Then Git will use this graph we've been drawing to find the common merge base commit. Here, that's commit D. Commit D is where these two branches first join up again.
Git's underlying merge process is somewhat complicated and messy, but if everything goes well—and it usually does—we don't have to look any deeper into it. We can just know that Git compares commit D to commit G to see what we did on master, and compares commit D to commit F to see what they did on develop. Git then combines both sets of changes, making sure that anything done on both branches gets done exactly once.
This process, of computing and combining the change-sets, is the process of merging. More specifically it is a three-way merge (probably called that because there are three inputs: the merge base, and the two branch tips). This is what I like to call the "verb part" of merging: to merge, to do the work of a three-way merge.
The result of this merge process, this merge-as-a-verb, is a source-tree, and you know what we do with a tree, right? We make a commit! So that's what Git does next: it makes a new commit. The new commit works a whole lot like any ordinary commit. It has a tree, which is the one Git just made. It has an author, committer, and commit message. And it has a parent, which is our current or HEAD commit ... and another, second parent, which is the commit we merged-in!
Let's draw in our merge commit H, with its two backwards-pointing parent arrows:
A--B--C--D--G---H <-- master (HEAD)
\ /
E--F <-- develop
(We didn't—because it's too hard—draw in the fact that the first parent is G and the second is F, but that's a useful property later.)
As with every commit, the new commit goes into the current branch, and makes the branch name advance. So master now points to the new merge commit H. It's H that points back to both G and F.
This kind of commit, this merge commit, also uses the word "merge". In this case "merge" is an adjective, but we (and Git) often just call this "a merge", using the word "merge" as a noun. So a merge, the noun, refers to a merge commit, with merge as adjective. A merge commit is simply any commit with at least two parents.
We make a merge commit by running git merge. There is, however, a little bit of a hitch: git merge doesn't always make a merge commit. It can do the verb kind of merge without doing making the adjective kind, and in fact, it doesn't even always do the verb kind either. We can force Git to make a merge commit using git merge --no-ff, even in the case where it could skip all the work.
For the moment, we'll just use --no-ff, forcing Git to make a real merge. But we'll see first why we will need --no-ff, and then second, why we shouldn't have bothered!

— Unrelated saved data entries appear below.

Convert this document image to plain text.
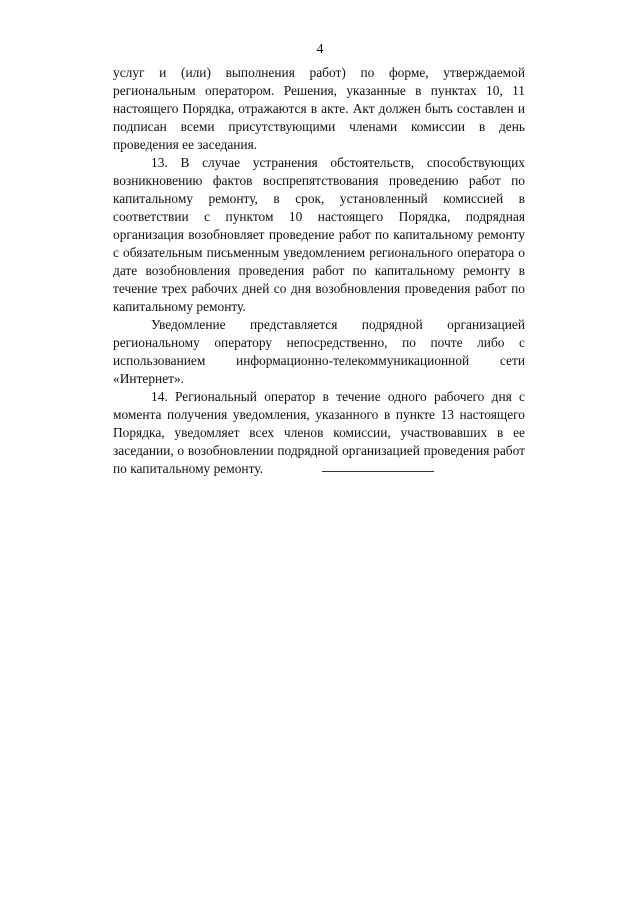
4

услуг и (или) выполнения работ) по форме, утверждаемой региональным оператором. Решения, указанные в пунктах 10, 11 настоящего Порядка, отражаются в акте. Акт должен быть составлен и подписан всеми присутствующими членами комиссии в день проведения ее заседания.

13. В случае устранения обстоятельств, способствующих возникновению фактов воспрепятствования проведению работ по капитальному ремонту, в срок, установленный комиссией в соответствии с пунктом 10 настоящего Порядка, подрядная организация возобновляет проведение работ по капитальному ремонту с обязательным письменным уведомлением регионального оператора о дате возобновления проведения работ по капитальному ремонту в течение трех рабочих дней со дня возобновления проведения работ по капитальному ремонту.

Уведомление представляется подрядной организацией региональному оператору непосредственно, по почте либо с использованием информационно-телекоммуникационной сети «Интернет».

14. Региональный оператор в течение одного рабочего дня с момента получения уведомления, указанного в пункте 13 настоящего Порядка, уведомляет всех членов комиссии, участвовавших в ее заседании, о возобновлении подрядной организацией проведения работ по капитальному ремонту.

Back to your problem from your question
Let's redraw your graphs my way, because my way is better. :-) You have this to start with:
B--C--D--E <-- branch-B
/
--o--o--A <-- master
\
F--G <-- branch-A
(There's nothing labeled HEAD here because we don't know or care right now which one is HEAD, if it is even any of these.)
You now want to make a new branch, branch-C, pointing to commit A, and make that the current branch. The quickest way to do that, assuming everything is already clean, is to use:
$ git checkout -b branch-C master
which moves to (checks out into the index and work-tree) the commit identified by master (commit A), then makes a new branch branch-C pointing to that commit, then makes HEAD name branch branch-C.
B--C--D--E <-- branch-B
/
--o--o--A <-- master, branch-C (HEAD)
\
F--G <-- branch-A
Now we'll run the first git merge to pick up branch-A:
$ git merge --no-ff branch-A
This will compare the current commit A to the merge-base commit, which is A again. (This is the reason we need --no-ff: the merge base is the current commit!) Then it will compare the current commit to commit G. Git will combine the changes, which means "take G", and make a new merge commit on our current branch. The name master will continue to point to A, but now I'm going to just stop drawing it altogether due to the limitations of ASCII art:
B--C--D--E <-- branch-B
/
--o--o--A------H <-- branch-C (HEAD)
\ /
F--G <-- branch-A
Next, we'll merge branch-B:
$ git merge branch-B
This will compare the merge base commit A to commit H, and also compare A to E. (This time the merge base is not the current commit so we don't need --no-ff.) Git will, as usual, try to combine the changes—merge as a verb—and if it succeeds, Git will make another merge commit (merge as a noun or adjective), which we can draw like this:
B--C--D--E <-- branch-B
/ \
--o--o--A------H-----I <-- branch-C (HEAD)
\ /
F--G <-- branch-A
Note that none of the other names have moved at all. Branches branch-A and branch-B still point to their original commits. Branch master still points to A (and if this were a whiteboard or paper or some such we could keep it drawn in). The name branch-C now points to the second of the two merge commits we used, since each of our merges can only point back to two commits, not to three at once.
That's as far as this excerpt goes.